Nepotisme sangat kentara terjadi pada birokrasi pemerintahan daerah sekaligus terkait dengan Pemilihan Kepala Daerah (Pilkada) adalah dengan adanya gelombang mutasi Pejabat Aparatur Sipil Negera (ASN) antar daerah. Ketika jagoannya kalah dalam Pilkada maka mereka segera mengajukan permohonan pindah ke daerah yang Kepala Daerahnya mempunyai “hubungan kekerabatan” dengannya. Dan lima tahun kemudian mereka akan kembali ke daerah tersebut jika yang menang adalah jagoan mereka. Petualang-petualang jabatan yang mengandalkan Nepotisme tersebut dapat dilihat pada pelantikan pejabat ASN setelah Pilkada. Pada daerah tersebut juga akan mudah terlihat siapa yang orang dekat dan tidak dengan Kepala Daerah.
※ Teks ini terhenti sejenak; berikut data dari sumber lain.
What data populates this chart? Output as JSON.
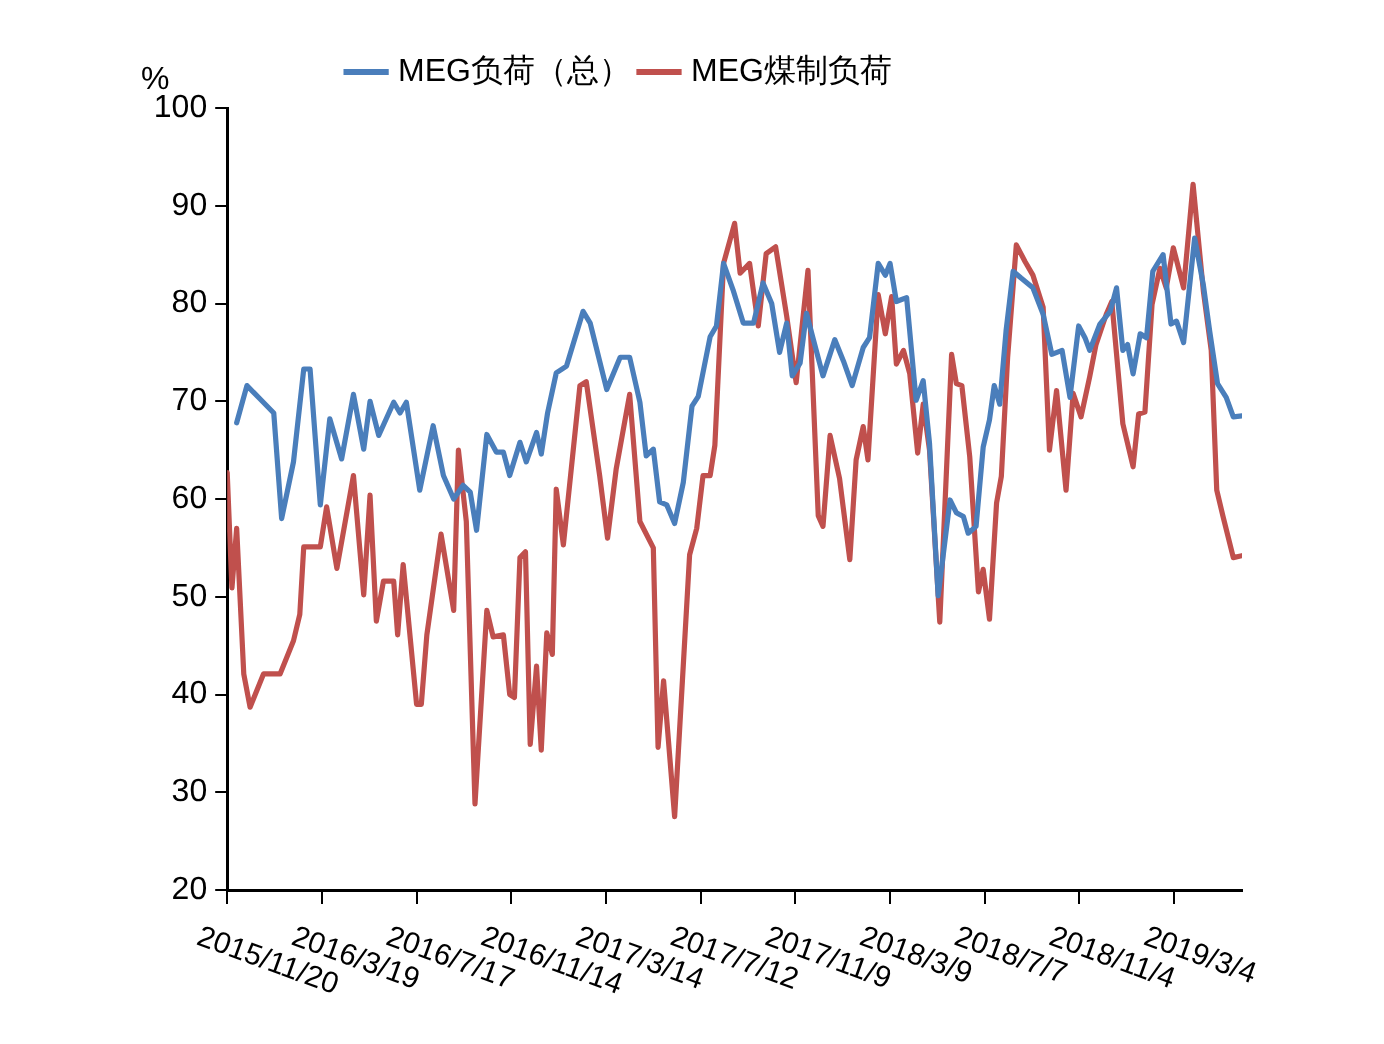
{
  "chart_data": {
    "type": "line",
    "ylabel": "%",
    "legend": "top",
    "marker": "none",
    "line_style": "solid",
    "grid": false,
    "xlim": [
      "2015-11-20",
      "2019-05-29"
    ],
    "xticks": [
      {
        "value": "2015-11-20",
        "label": "2015/11/20"
      },
      {
        "value": "2016-03-19",
        "label": "2016/3/19"
      },
      {
        "value": "2016-07-17",
        "label": "2016/7/17"
      },
      {
        "value": "2016-11-14",
        "label": "2016/11/14"
      },
      {
        "value": "2017-03-14",
        "label": "2017/3/14"
      },
      {
        "value": "2017-07-12",
        "label": "2017/7/12"
      },
      {
        "value": "2017-11-09",
        "label": "2017/11/9"
      },
      {
        "value": "2018-03-09",
        "label": "2018/3/9"
      },
      {
        "value": "2018-07-07",
        "label": "2018/7/7"
      },
      {
        "value": "2018-11-04",
        "label": "2018/11/4"
      },
      {
        "value": "2019-03-04",
        "label": "2019/3/4"
      }
    ],
    "ylim": [
      20,
      100
    ],
    "yticks": [
      20,
      30,
      40,
      50,
      60,
      70,
      80,
      90,
      100
    ],
    "series": [
      {
        "name": "MEG负荷（总）",
        "color": "#4a7ebb",
        "x": [
          "2015-12-02",
          "2015-12-15",
          "2016-01-01",
          "2016-01-18",
          "2016-01-28",
          "2016-02-12",
          "2016-02-25",
          "2016-03-04",
          "2016-03-17",
          "2016-03-29",
          "2016-04-13",
          "2016-04-28",
          "2016-05-11",
          "2016-05-19",
          "2016-05-30",
          "2016-06-18",
          "2016-06-26",
          "2016-07-04",
          "2016-07-21",
          "2016-08-07",
          "2016-08-20",
          "2016-09-02",
          "2016-09-14",
          "2016-09-23",
          "2016-10-01",
          "2016-10-14",
          "2016-10-26",
          "2016-11-04",
          "2016-11-12",
          "2016-11-25",
          "2016-12-03",
          "2016-12-16",
          "2016-12-22",
          "2016-12-30",
          "2017-01-10",
          "2017-01-23",
          "2017-02-13",
          "2017-02-22",
          "2017-03-15",
          "2017-04-01",
          "2017-04-13",
          "2017-04-26",
          "2017-05-04",
          "2017-05-13",
          "2017-05-21",
          "2017-05-30",
          "2017-06-09",
          "2017-06-20",
          "2017-07-01",
          "2017-07-09",
          "2017-07-24",
          "2017-08-01",
          "2017-08-10",
          "2017-08-22",
          "2017-09-04",
          "2017-09-17",
          "2017-09-29",
          "2017-10-10",
          "2017-10-20",
          "2017-10-29",
          "2017-11-05",
          "2017-11-15",
          "2017-11-23",
          "2017-12-14",
          "2017-12-29",
          "2018-01-09",
          "2018-01-20",
          "2018-02-03",
          "2018-02-11",
          "2018-02-22",
          "2018-03-03",
          "2018-03-09",
          "2018-03-17",
          "2018-03-30",
          "2018-04-11",
          "2018-04-20",
          "2018-04-28",
          "2018-05-09",
          "2018-05-24",
          "2018-06-01",
          "2018-06-10",
          "2018-06-16",
          "2018-06-26",
          "2018-07-05",
          "2018-07-13",
          "2018-07-19",
          "2018-07-26",
          "2018-08-03",
          "2018-08-12",
          "2018-08-22",
          "2018-09-06",
          "2018-09-19",
          "2018-09-30",
          "2018-10-13",
          "2018-10-23",
          "2018-11-03",
          "2018-11-11",
          "2018-11-17",
          "2018-11-30",
          "2018-12-13",
          "2018-12-21",
          "2018-12-29",
          "2019-01-04",
          "2019-01-11",
          "2019-01-20",
          "2019-01-28",
          "2019-02-05",
          "2019-02-18",
          "2019-02-28",
          "2019-03-07",
          "2019-03-16",
          "2019-03-30",
          "2019-04-10",
          "2019-04-18",
          "2019-04-28",
          "2019-05-09",
          "2019-05-18",
          "2019-05-29"
        ],
        "values": [
          67.8,
          71.6,
          70.2,
          68.8,
          58,
          63.8,
          73.3,
          73.3,
          59.4,
          68.2,
          64.1,
          70.7,
          65.1,
          70,
          66.5,
          69.9,
          68.8,
          69.9,
          60.9,
          67.5,
          62.4,
          60,
          61.4,
          60.7,
          56.8,
          66.6,
          64.8,
          64.8,
          62.4,
          65.8,
          63.8,
          66.8,
          64.6,
          68.8,
          72.9,
          73.6,
          79.2,
          78,
          71.2,
          74.5,
          74.5,
          69.9,
          64.4,
          65.1,
          59.7,
          59.4,
          57.5,
          61.7,
          69.5,
          70.5,
          76.6,
          77.7,
          84.1,
          81.4,
          78,
          78,
          82.1,
          80,
          75,
          78,
          72.6,
          73.9,
          79,
          72.6,
          76.3,
          74.1,
          71.6,
          75.5,
          76.5,
          84.1,
          82.9,
          84.1,
          80.2,
          80.6,
          70.1,
          72.1,
          65.7,
          50.1,
          59.9,
          58.6,
          58.2,
          56.5,
          57.2,
          65.3,
          68.1,
          71.6,
          69.7,
          77.2,
          83.3,
          82.6,
          81.6,
          78.9,
          74.8,
          75.2,
          70.4,
          77.7,
          76.5,
          75.2,
          77.9,
          79.2,
          81.6,
          75.2,
          75.8,
          72.8,
          76.9,
          76.5,
          83.3,
          85,
          77.9,
          78.2,
          76,
          86.7,
          81.9,
          77.2,
          71.8,
          70.4,
          68.4,
          68.5
        ]
      },
      {
        "name": "MEG煤制负荷",
        "color": "#c0504d",
        "x": [
          "2015-11-20",
          "2015-11-26",
          "2015-12-02",
          "2015-12-11",
          "2015-12-19",
          "2016-01-05",
          "2016-01-26",
          "2016-02-12",
          "2016-02-20",
          "2016-02-25",
          "2016-03-17",
          "2016-03-25",
          "2016-04-07",
          "2016-04-28",
          "2016-05-11",
          "2016-05-19",
          "2016-05-27",
          "2016-06-05",
          "2016-06-18",
          "2016-06-23",
          "2016-06-30",
          "2016-07-17",
          "2016-07-23",
          "2016-07-30",
          "2016-08-17",
          "2016-09-02",
          "2016-09-08",
          "2016-09-18",
          "2016-09-29",
          "2016-10-14",
          "2016-10-22",
          "2016-11-04",
          "2016-11-12",
          "2016-11-18",
          "2016-11-25",
          "2016-12-02",
          "2016-12-08",
          "2016-12-16",
          "2016-12-22",
          "2016-12-29",
          "2017-01-05",
          "2017-01-10",
          "2017-01-19",
          "2017-02-09",
          "2017-02-17",
          "2017-03-06",
          "2017-03-16",
          "2017-03-27",
          "2017-04-13",
          "2017-04-26",
          "2017-05-13",
          "2017-05-19",
          "2017-05-26",
          "2017-06-09",
          "2017-06-28",
          "2017-07-07",
          "2017-07-15",
          "2017-07-24",
          "2017-07-30",
          "2017-08-10",
          "2017-08-24",
          "2017-08-31",
          "2017-09-12",
          "2017-09-23",
          "2017-10-03",
          "2017-10-15",
          "2017-10-29",
          "2017-11-10",
          "2017-11-25",
          "2017-12-08",
          "2017-12-14",
          "2017-12-23",
          "2018-01-04",
          "2018-01-17",
          "2018-01-25",
          "2018-02-03",
          "2018-02-09",
          "2018-02-22",
          "2018-03-03",
          "2018-03-11",
          "2018-03-17",
          "2018-03-26",
          "2018-04-03",
          "2018-04-13",
          "2018-04-20",
          "2018-04-28",
          "2018-05-11",
          "2018-05-26",
          "2018-06-01",
          "2018-06-08",
          "2018-06-18",
          "2018-06-29",
          "2018-07-05",
          "2018-07-13",
          "2018-07-22",
          "2018-07-28",
          "2018-08-05",
          "2018-08-16",
          "2018-08-27",
          "2018-09-06",
          "2018-09-19",
          "2018-09-27",
          "2018-10-06",
          "2018-10-18",
          "2018-10-27",
          "2018-11-06",
          "2018-11-17",
          "2018-11-25",
          "2018-12-08",
          "2018-12-15",
          "2018-12-29",
          "2019-01-11",
          "2019-01-18",
          "2019-01-26",
          "2019-02-04",
          "2019-02-14",
          "2019-02-22",
          "2019-03-03",
          "2019-03-16",
          "2019-03-28",
          "2019-04-10",
          "2019-04-20",
          "2019-04-27",
          "2019-05-05",
          "2019-05-18",
          "2019-05-29"
        ],
        "values": [
          62.7,
          50.9,
          57,
          42.1,
          38.7,
          42.1,
          42.1,
          45.5,
          48.2,
          55.1,
          55.1,
          59.2,
          52.9,
          62.4,
          50.2,
          60.4,
          47.5,
          51.6,
          51.6,
          46.1,
          53.3,
          39,
          39,
          46.1,
          56.4,
          48.6,
          65,
          57.7,
          28.8,
          48.6,
          45.9,
          46.1,
          40,
          39.7,
          54,
          54.6,
          34.9,
          42.9,
          34.3,
          46.3,
          44.1,
          61,
          55.3,
          71.6,
          72,
          62.4,
          56,
          63.1,
          70.7,
          57.7,
          55,
          34.6,
          41.4,
          27.5,
          54.3,
          57,
          62.4,
          62.4,
          65.5,
          84.1,
          88.2,
          83.1,
          84.1,
          77.7,
          85.1,
          85.8,
          78.7,
          71.9,
          83.4,
          58.3,
          57.2,
          66.5,
          62.1,
          53.8,
          64,
          67.4,
          64,
          80.9,
          76.9,
          80.7,
          73.8,
          75.2,
          72.8,
          64.7,
          69.7,
          65,
          47.4,
          74.8,
          71.8,
          71.6,
          64.3,
          50.5,
          52.8,
          47.7,
          59.6,
          62.3,
          74.5,
          86,
          84.3,
          82.9,
          79.6,
          65,
          71.1,
          60.9,
          70.8,
          68.4,
          72.5,
          75.8,
          78.9,
          80.2,
          67.7,
          63.3,
          68.7,
          68.9,
          79.9,
          83.6,
          81.6,
          85.7,
          81.6,
          92.2,
          81.3,
          75.2,
          60.9,
          58.2,
          54,
          54.2
        ]
      }
    ]
  }
}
Berkembangnya praktek Nepotisme membuat ASN terpaksa ikut berpolitik dukung-mendukung calon kepala daerah dengan motif imbalan jabatan. Walau secara kualitas ASN itu sesungguhnya memiliki pendidikan, kualifikasi dan keahlian memadai untuk berkompetisi secara fair dalam menduduki jabatan. Tetapi adanya praktek nepotisme itulah yang membuat mereka pada akhirnya “terpaksa” ikut berpolitik, atau paling tidak mencari orang dekat/tangan kanan Kepala Daerah untuk mengamankan jalan menuju menduduki jabatan tertentu.
Hal itu pulalah yang menyebabkan dalam Undang-Undang Nomor 1 Tahun 2015, sebagaimana diubah menjadi Undang-Undang Nomor 8 Tahun 2015, tentang Pemilihan Gubernur, Bupati dan Wali Kota, dicantumkan aturan bahwa petahana atau incumbent dilarang melakukan penggantian pejabat 6 bulan sebelum masa jabatannya berakhir !
Lantas bagaimana caranya agar nepotisme tidak terus terjadi? Sesungguhnya momentum itu telah terjadi pada tahun 1998 dengan adanya tuntutan penghapusan KKN (Korupsi, Kolusi dan Nepotisme). Bahkan masalah pemberantasan dan pencegahan KKN telah ditetapkan oleh MPR sebagai salah satu agenda reformasi, tetapi belum menunjukkan hasil sebagaimana pemberantasan korupsi. Oleh karenanya perlu dilakukan “kampanye memerangi nepotisme”. Publik harus diberi tahu betapa destruktifnya praktik Nepotisme jika terus terjadi dan rakyat diminta untuk bersikap kritis terhadap praktek-praktek Nepotisme yang terjadi.
Sudah saatnya Masyarakat nyatakan perang melawan Nepotisme, nantinya diharapkan akan terjadi perubahan signifikan, bila perlu penghancuran comfort zone (zona nyaman) Nepotisme yang dinikmati sebagian orang! Tetapi akan membuat lebih banyak rasa keadilan yang dinikmati lebih banyak orang.